Pain and Memories

Written by Franklin Blank for the VFW - August 1980

Eluding death by sheer luck and raw courage, Sgt. Toy Lark led his platoon of the 80th Division's 318th Infantry into capture of a Nazi stronghold until torn to fragments by enemy fire in a living hell of death he will talk about but would rather forget.

Sgt. Lark's fighting ability and intestines had earned him a Silver Star for capturing a German artillery piece and the Germans who manned it.

It was during the winter of 1944-45 when the sergeant's division, part of Gen. George S. Patton's 3rd Army, carried the fight to the enemy across France and into Germany with the combat skill that made the American fighting man a hero around the world.

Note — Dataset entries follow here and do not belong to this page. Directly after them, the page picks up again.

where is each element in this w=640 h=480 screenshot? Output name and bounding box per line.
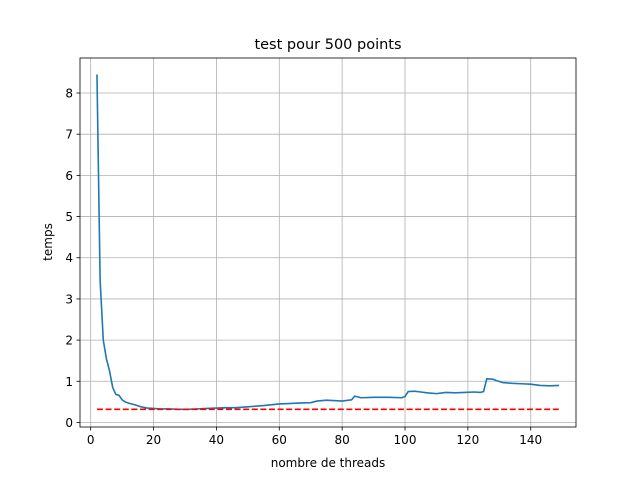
x-tick-label: 80 bbox=[335, 433, 350, 447]
axis-ticks: 0 20 40 60 80 100 120 140 0 1 2 3 4 5 6 7 8 bbox=[65, 87, 542, 447]
y-axis-label: temps bbox=[41, 223, 55, 261]
y-tick-label: 7 bbox=[65, 128, 73, 142]
x-tick-label: 40 bbox=[209, 433, 224, 447]
grid bbox=[80, 58, 576, 427]
plot-series bbox=[96, 74, 560, 411]
x-tick-label: 120 bbox=[456, 433, 479, 447]
y-tick-label: 0 bbox=[65, 416, 73, 430]
series-line bbox=[96, 74, 560, 411]
x-tick-label: 100 bbox=[394, 433, 417, 447]
x-axis-label: nombre de threads bbox=[271, 456, 386, 470]
y-tick-label: 5 bbox=[65, 210, 73, 224]
y-tick-label: 2 bbox=[65, 334, 73, 348]
chart-title: test pour 500 points bbox=[254, 37, 401, 53]
y-tick-label: 6 bbox=[65, 169, 73, 183]
y-tick-label: 8 bbox=[65, 87, 73, 101]
x-tick-label: 140 bbox=[519, 433, 542, 447]
x-tick-label: 60 bbox=[272, 433, 287, 447]
axes-frame bbox=[79, 57, 577, 428]
x-tick-label: 20 bbox=[146, 433, 161, 447]
x-tick-label: 0 bbox=[87, 433, 95, 447]
y-tick-label: 3 bbox=[65, 292, 73, 306]
y-tick-label: 4 bbox=[65, 251, 73, 265]
y-tick-label: 1 bbox=[65, 375, 73, 389]
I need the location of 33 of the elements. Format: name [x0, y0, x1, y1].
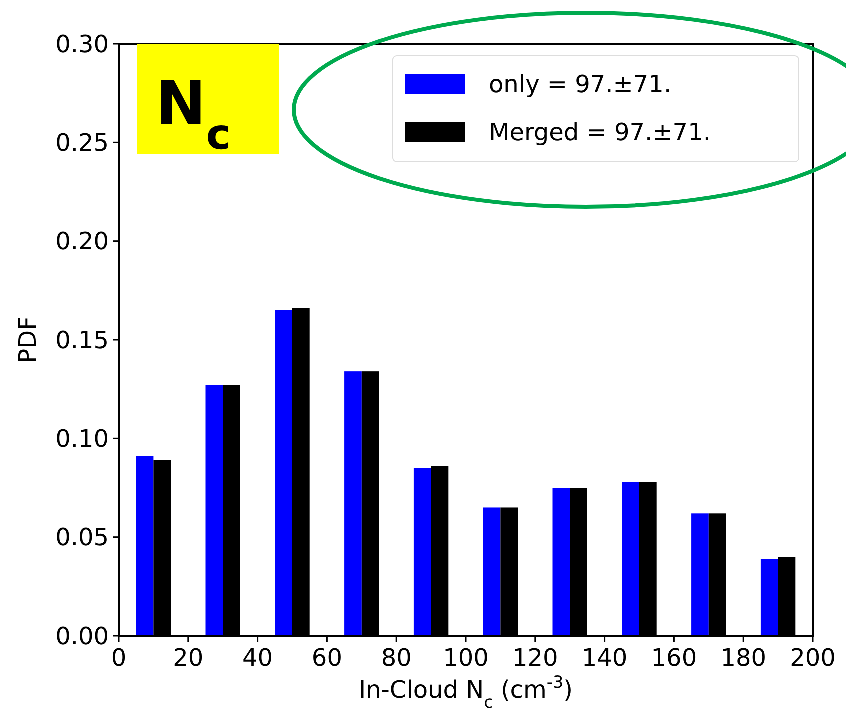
bar — [760, 559, 778, 636]
y-tick-label: 0.10 — [56, 425, 109, 454]
y-tick-label: 0.25 — [56, 129, 109, 158]
y-tick-label: 0.05 — [56, 524, 109, 552]
y-tick-label: 0.20 — [56, 228, 109, 256]
x-tick-label: 160 — [651, 644, 698, 672]
x-tick-label: 20 — [173, 644, 204, 672]
x-tick-label: 180 — [720, 644, 767, 672]
legend-label: Merged = 97.±71. — [489, 118, 711, 146]
legend-label: only = 97.±71. — [489, 70, 672, 98]
y-axis-title: PDF — [14, 316, 42, 364]
bar — [344, 372, 362, 636]
bar — [622, 482, 640, 636]
bar — [206, 385, 224, 636]
x-tick-label: 100 — [443, 644, 489, 672]
bar — [414, 468, 432, 636]
x-tick-label: 120 — [512, 644, 558, 672]
x-tick-label: 0 — [111, 644, 127, 672]
x-tick-label: 40 — [242, 644, 274, 672]
bar — [483, 508, 501, 636]
bar — [275, 310, 292, 636]
x-tick-label: 200 — [790, 644, 836, 672]
y-tick-label: 0.15 — [56, 326, 109, 354]
bar — [552, 488, 570, 636]
x-tick-label: 80 — [381, 644, 412, 672]
annotation: N$_{c}$ — [156, 69, 232, 158]
y-tick-label: 0.30 — [56, 30, 109, 58]
bar — [692, 514, 709, 636]
bar — [136, 456, 154, 636]
x-tick-label: 140 — [582, 644, 628, 672]
x-axis-title: In-Cloud N$_{c}$ (cm$^{-3}$) — [358, 672, 574, 712]
x-tick-label: 60 — [312, 644, 342, 672]
y-tick-label: 0.00 — [56, 622, 109, 650]
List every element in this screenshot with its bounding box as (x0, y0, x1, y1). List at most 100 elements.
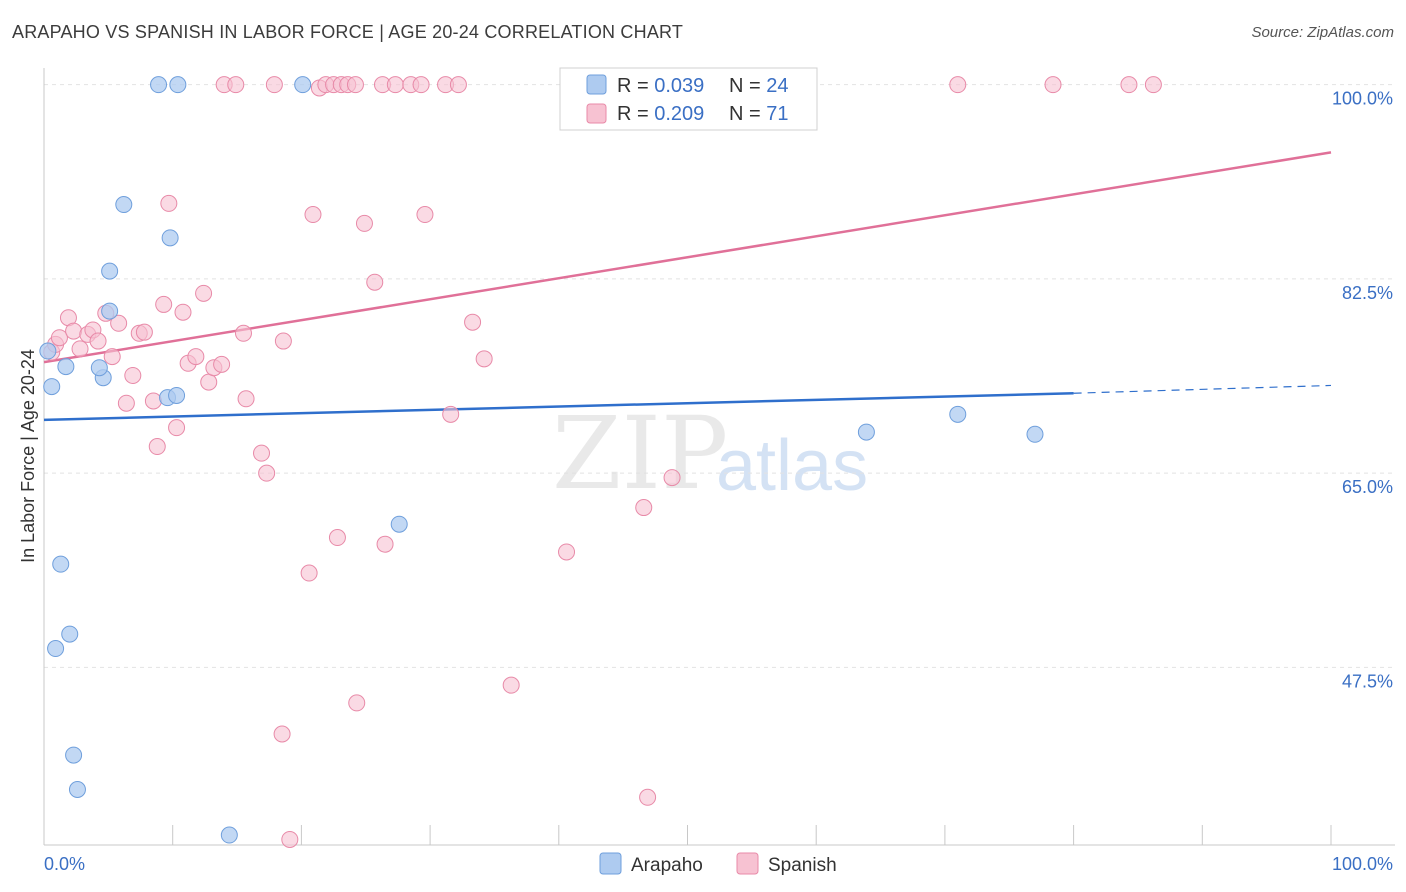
watermark-atlas: atlas (716, 426, 868, 506)
points-arapaho (39, 76, 1044, 844)
point-spanish (639, 788, 657, 806)
stat-legend-swatch-spanish (586, 103, 607, 124)
point-arapaho (43, 378, 61, 396)
stat-legend-n-label-spanish: N = (729, 103, 766, 125)
y-tick-label: 100.0% (1332, 89, 1393, 109)
gridlines (44, 84, 1395, 668)
trendline-arapaho (43, 391, 1074, 422)
trendlines (43, 151, 1332, 422)
x-tick-label-min: 0.0% (44, 854, 85, 874)
point-spanish (416, 206, 434, 224)
y-tick-labels: 100.0% 82.5% 65.0% 47.5% (1332, 89, 1393, 692)
point-spanish (124, 366, 142, 384)
point-spanish (187, 348, 205, 366)
point-arapaho (168, 386, 186, 404)
point-spanish (135, 323, 153, 341)
point-arapaho (65, 746, 83, 764)
point-spanish (355, 214, 373, 232)
point-spanish (160, 194, 178, 212)
point-spanish (174, 303, 192, 321)
y-tick-label: 82.5% (1342, 283, 1393, 303)
point-arapaho (57, 358, 75, 376)
point-spanish (103, 348, 121, 366)
point-spanish (376, 535, 394, 553)
point-arapaho (68, 781, 86, 798)
point-spanish (273, 725, 291, 743)
point-spanish (386, 76, 404, 94)
watermark: ZIP atlas (552, 395, 868, 512)
point-spanish (50, 329, 68, 347)
point-spanish (195, 284, 213, 302)
point-spanish (442, 405, 460, 423)
point-arapaho (47, 640, 65, 658)
point-spanish (265, 76, 283, 94)
point-spanish (155, 295, 173, 313)
point-arapaho (161, 229, 179, 247)
stat-legend-r-label-spanish: R = (617, 103, 654, 125)
point-spanish (144, 392, 162, 410)
y-tick-label: 65.0% (1342, 477, 1393, 497)
stat-legend-n-row-spanish: N = 71 (729, 103, 789, 125)
point-spanish (449, 76, 467, 94)
legend-label-spanish: Spanish (768, 855, 837, 876)
point-spanish (635, 499, 653, 517)
point-spanish (200, 373, 218, 391)
stat-legend-r-label-arapaho: R = (617, 75, 654, 97)
point-arapaho (390, 515, 408, 533)
point-spanish (502, 676, 520, 694)
legend-swatch-arapaho (599, 852, 622, 875)
stat-legend-row-arapaho: R = 0.039 (617, 75, 704, 97)
point-arapaho (1026, 425, 1044, 443)
point-spanish (281, 830, 299, 848)
stat-legend: R = 0.039 N = 24 R = 0.209 N = 71 (559, 67, 818, 131)
point-spanish (234, 324, 252, 342)
point-spanish (168, 419, 186, 437)
point-spanish (1120, 76, 1138, 94)
point-arapaho (90, 359, 108, 377)
point-spanish (558, 543, 576, 561)
x-ticks (172, 825, 1332, 845)
point-arapaho (294, 76, 312, 94)
point-arapaho (101, 262, 119, 280)
stat-legend-n-spanish: 71 (766, 103, 788, 125)
point-spanish (253, 444, 271, 462)
point-spanish (1144, 76, 1162, 94)
point-spanish (213, 355, 231, 373)
stat-legend-n-label-arapaho: N = (729, 75, 766, 97)
point-arapaho (220, 826, 238, 844)
point-spanish (89, 332, 107, 350)
bottom-legend: Arapaho Spanish (599, 852, 837, 876)
point-spanish (65, 322, 83, 340)
legend-label-arapaho: Arapaho (631, 855, 703, 876)
trendline-arapaho-extension (1073, 384, 1332, 394)
stat-legend-swatch-arapaho (586, 74, 607, 95)
point-spanish (346, 76, 364, 94)
point-arapaho (115, 196, 133, 214)
point-spanish (110, 314, 128, 332)
legend-swatch-spanish (736, 852, 759, 875)
points-spanish (43, 76, 1162, 848)
point-spanish (366, 273, 384, 291)
point-spanish (71, 340, 89, 358)
y-tick-label: 47.5% (1342, 671, 1393, 691)
stat-legend-n-row-arapaho: N = 24 (729, 75, 789, 97)
point-spanish (663, 469, 681, 487)
x-tick-labels: 0.0% 100.0% (44, 854, 1393, 874)
point-arapaho (857, 423, 875, 441)
stat-legend-r-spanish: 0.209 (654, 103, 704, 125)
trendline-spanish (43, 151, 1332, 364)
point-spanish (1044, 76, 1062, 94)
point-spanish (258, 464, 276, 482)
point-spanish (300, 564, 318, 582)
point-arapaho (39, 342, 57, 360)
point-arapaho (169, 76, 187, 94)
point-spanish (348, 694, 366, 712)
watermark-zip: ZIP (552, 395, 728, 512)
point-arapaho (101, 302, 119, 320)
axes (43, 68, 1395, 846)
point-spanish (117, 394, 135, 412)
point-arapaho (949, 405, 967, 423)
stat-legend-r-arapaho: 0.039 (654, 75, 704, 97)
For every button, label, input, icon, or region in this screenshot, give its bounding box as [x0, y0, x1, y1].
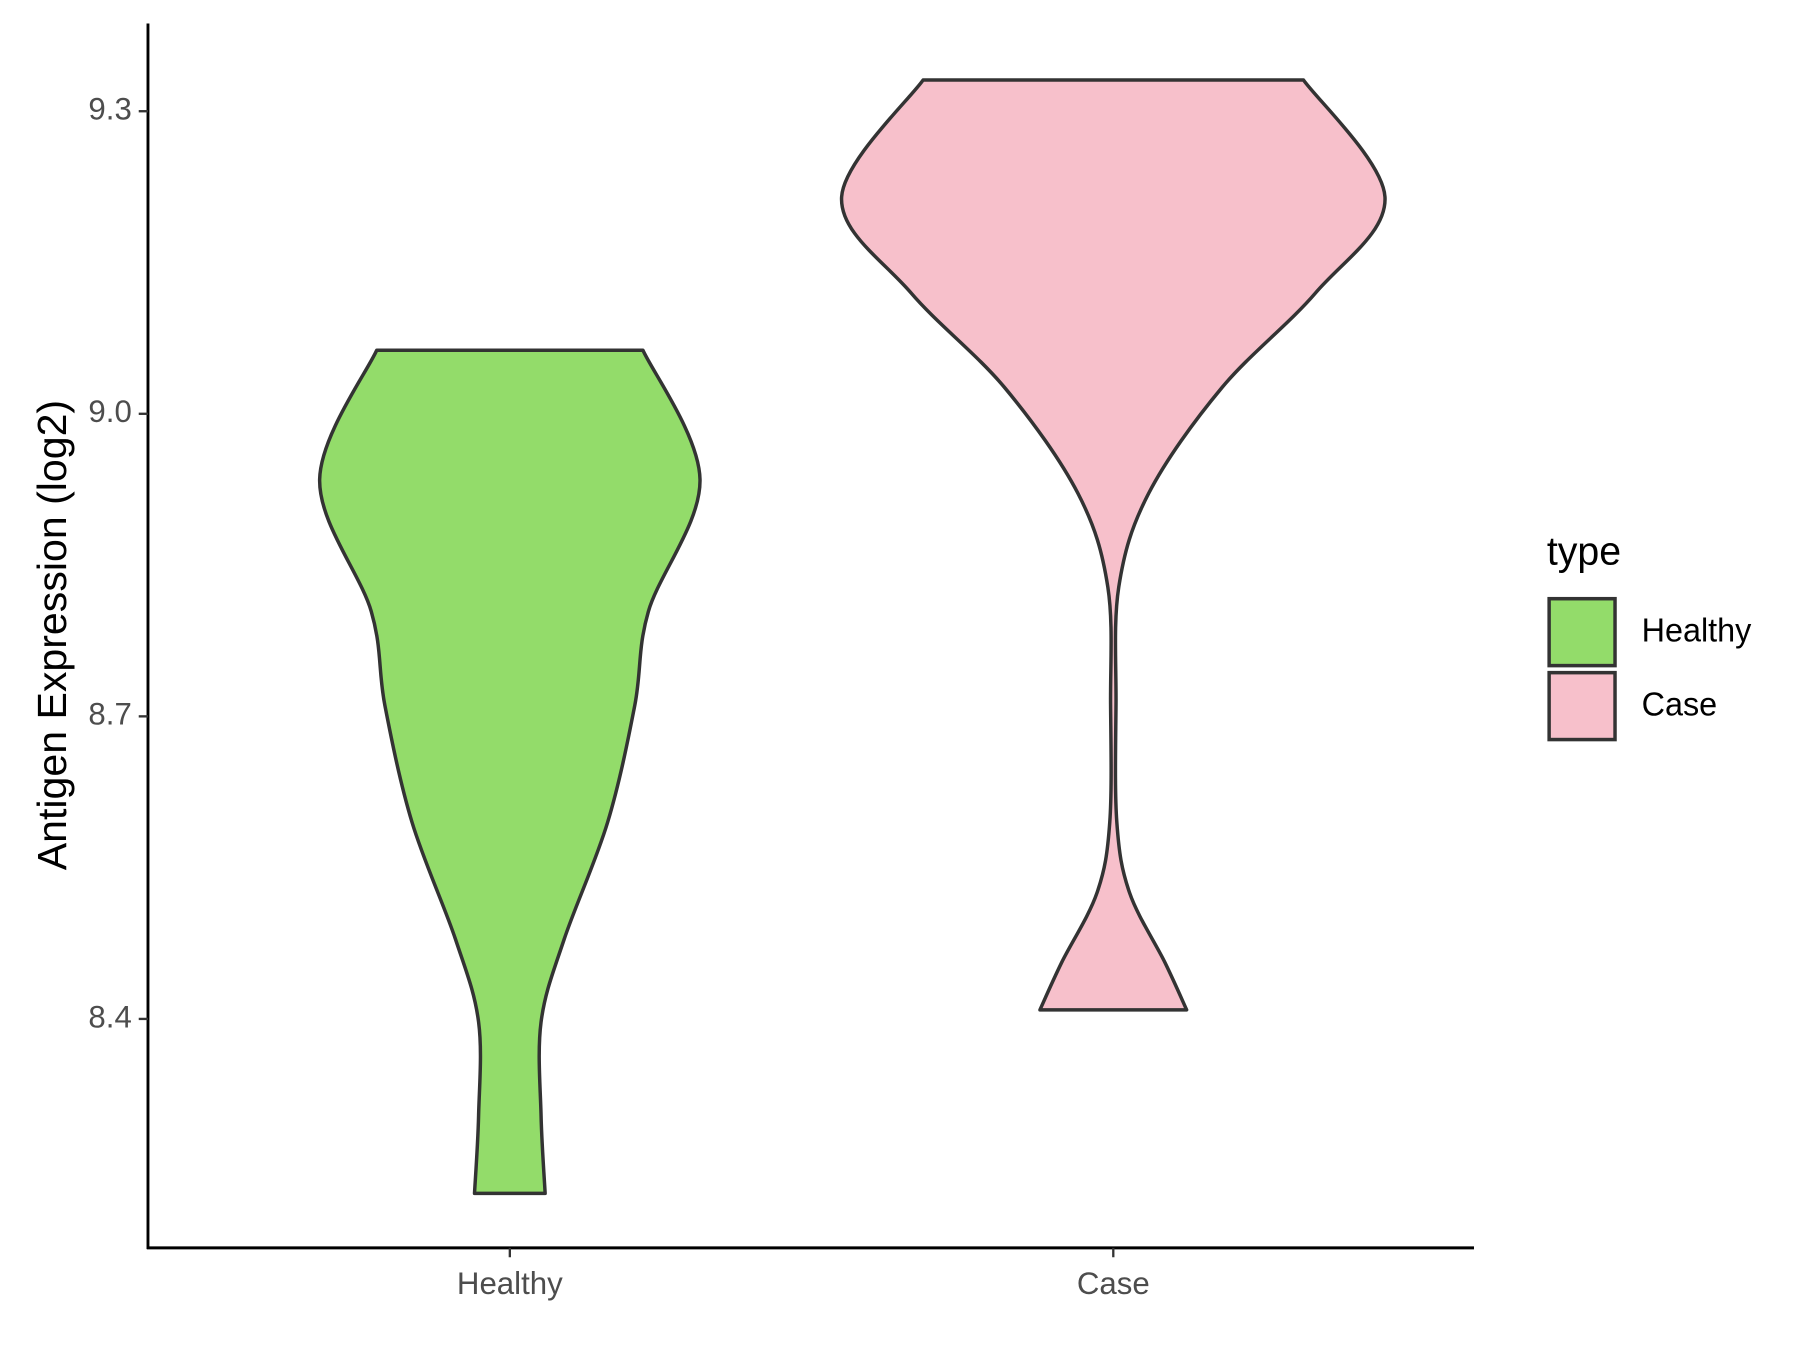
y-tick-label: 9.3	[88, 91, 131, 126]
legend-label: Healthy	[1642, 611, 1752, 648]
legend-swatch	[1547, 670, 1617, 742]
violin	[839, 78, 1387, 1012]
legend-title: type	[1547, 529, 1621, 573]
y-axis-label: Antigen Expression (log2)	[29, 400, 75, 870]
legend-label: Case	[1642, 685, 1718, 722]
y-tick-label: 8.7	[88, 697, 131, 732]
y-tick-label: 8.4	[88, 999, 131, 1034]
violin	[317, 348, 702, 1196]
x-tick-label: Case	[1077, 1266, 1150, 1301]
x-tick-label: Healthy	[457, 1266, 563, 1301]
y-tick-label: 9.0	[88, 394, 131, 429]
legend-swatch	[1547, 596, 1617, 668]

His platoon trudged through the thick brush, the men holding their fire as they approached quietly, observing their opposite number guarding the banks of the river. A twig snapped with alert Nazi apprehension, a phosphorous flare shot into the sky almost as fast as the deadly arms fire burning white in the sky. The light and dark contrast silhouetted Sgt. Lark's platoon against the brush.

"It just gave him (the gunner) a perfect picture of me. It burned all the way through. It's a hot feeling when the bullets hit you," he recalled.

The projectiles entered his right hip and tore upward into his abdomen. American combat men called this a "gutshot." Several wounded gutshots endured until the insidious bacteria grew and grew, fever rising as fast as their minds danced in delirium, drunk with heat, into childish fantasies until death came.

Sgt. Lark's gutshot caused him only a healthy fear and a white rage. In the fading flare he saw the German who cut him down. He was standing 30 yards away with an automatic weapon. Forgetting his serious disadvantage, he wanted only to get the Nazi in reprisal at all costs. Seizing his grease gun, he fired solid pellets directly at the German. He followed through by emptying his .45 automatic pistol into the dead hulk of the enemy. Then the dying flare of light expended itself. The riverbank was silent except for the excruciating screams of his own comrades caught in the glare of burning phosphorous. Sgt. Lark turned in utter torment as the burning of fire turned to pain of demons. He joined others in maddening screams in a holocaust of suffering.

All around him, soldiers not gutshot or screaming were moving up. Engineers carried rubber rafts toward the river, holding their fire to conceal the number of Yanks and their positions. Tactical warfare means outsmarting mortal enemies. 

Tactics are planned and commanded by military leaders, however. Shortly afterwards the company commander hovered over the fallen warrior indifferent to his subordinate's suffering. Anger in him demanded why the sergeant fired when he wasn't supposed to fire.

Two words were uttered by Lark" "my belly!" A hint of compassion overtook the commander as he kneeled over his fallen soldier, reloading his empty pistol. He said he could spare no men to carry him to an aid station but there were 11 German prisoners and one of them was a medic. Sgt. Lark's eyes were just becoming adjusted to the darkness as he made them out in the long coats, disarmed. He steadied the weapon with his remaining strength.

"I guess they were scared as bad as I was. All I had to do was to pull the trigger and they knew it. But then, they were glad to be captured," he recalled.

The lone American in the dozen, he soon found out the medic could speak English, which was all the relief he had.

"I was hurtin' all the way through. That medic. I guess he felt almost as bad about it as I did. He gave me some morphine and it helped."

The American commanded two of the Germans to take off their coats and put them, one atop the other, on the ground.

He crawled with a torment onto the coats as the Nazis grabbed the garments. They picked him up as a wounded elk. As they started back, the sky was becoming light. With gunfire on the
riverbank, that was deathly. The sergeant was interested in one thing, however. His mathematics told him over and over: 11 Nazis, six rounds. The small party, captives and captor, proceeded slowly as the blood flowed freely on Lark's coat, the pistol getting heavier as the sergeant weakened. As the party arrived at a secure farmhouse, Sgt. Lark knew he solved the math problem. He told the captured Germans to take him inside lay him down and to scram.

Then he just lay there, not mindful of anything when the familiar sound of an American Jeep struck his weary ears. He fired his pistol only once into the ceiling and vehicle stopped. From then on it was nightmare of pain. Turning and crawling onto an aid station table, the airplane flight, the hospital and the pain that never quite led to death. At times it felt the easier way out.

"You want to forget," Lark recalls. "I wouldn't go through that again for a million dollars. Not for a million dollars." He lives in Landsdowne, Md.

He can't recall the number of times he has been admitted to VA hospitals. The pain and suffering he endured to defend his nation followed him into civilian life.